The writer's routine. Many of us have one. Some of us don't (and work better without one). As is evidenced by the irregularity of my recent writing weeks, I am not one of the latter group of people.
Having a regular, anticipated writing time and practice is one of the tools that helps me complete my projects. For example, The Writing Week used to be (read: should again be) a weekly Monday post. Summer travels and - who's going to lie? - laziness threw me off. Even today, on a Tuesday, I'm the closest to posting on time that I've been in months, but I'm still not on time. That will change. Starting next week.
The frequency and timeliness of a blog post is nothing, however, compared to my actual writing. One hour a day after work, or before work, if I know I am going to be home very late one night. How hard is that? On paper, no very. In practice, though, I slacked off on that a lot in the past month, too. Chalk some - or most - of that up to travel if you (I) want, too, but it still has resulted in a net zero pages. I need to get back into the routine.

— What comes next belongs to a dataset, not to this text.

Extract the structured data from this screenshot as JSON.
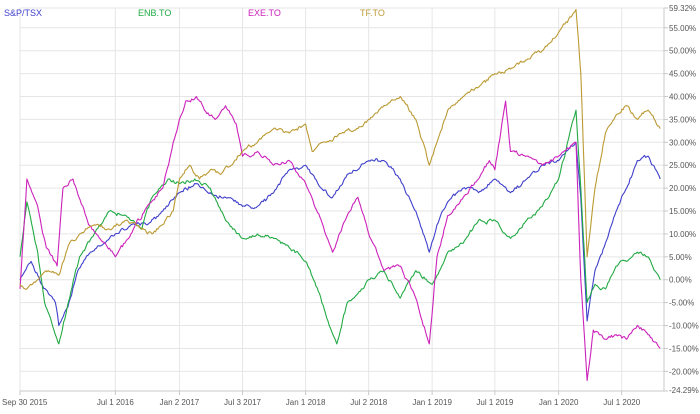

I'm coming up on the one year anniversary next month of when I signed with UTA (well, no actual paperwork, but you get the idea). At the time, my manager promised my agent two scripts a year. Ambitious, but doable. The sad truth, though, is that I've produced an outline and two drafts of a different script, but nothing worth reading yet. And that two draft script? Needs a major third (and probably fourth) draft. That's what I'm going to start on soon. When I get back to my routine. When I feel that I can conjure up something good again. Only, I can't wait for the mood to strike. I have to get working again. I simply must. Time is ticking. I might not be able to hit the two script benchmark - hell, I know I can't at this point - but I surely can do one, can't I?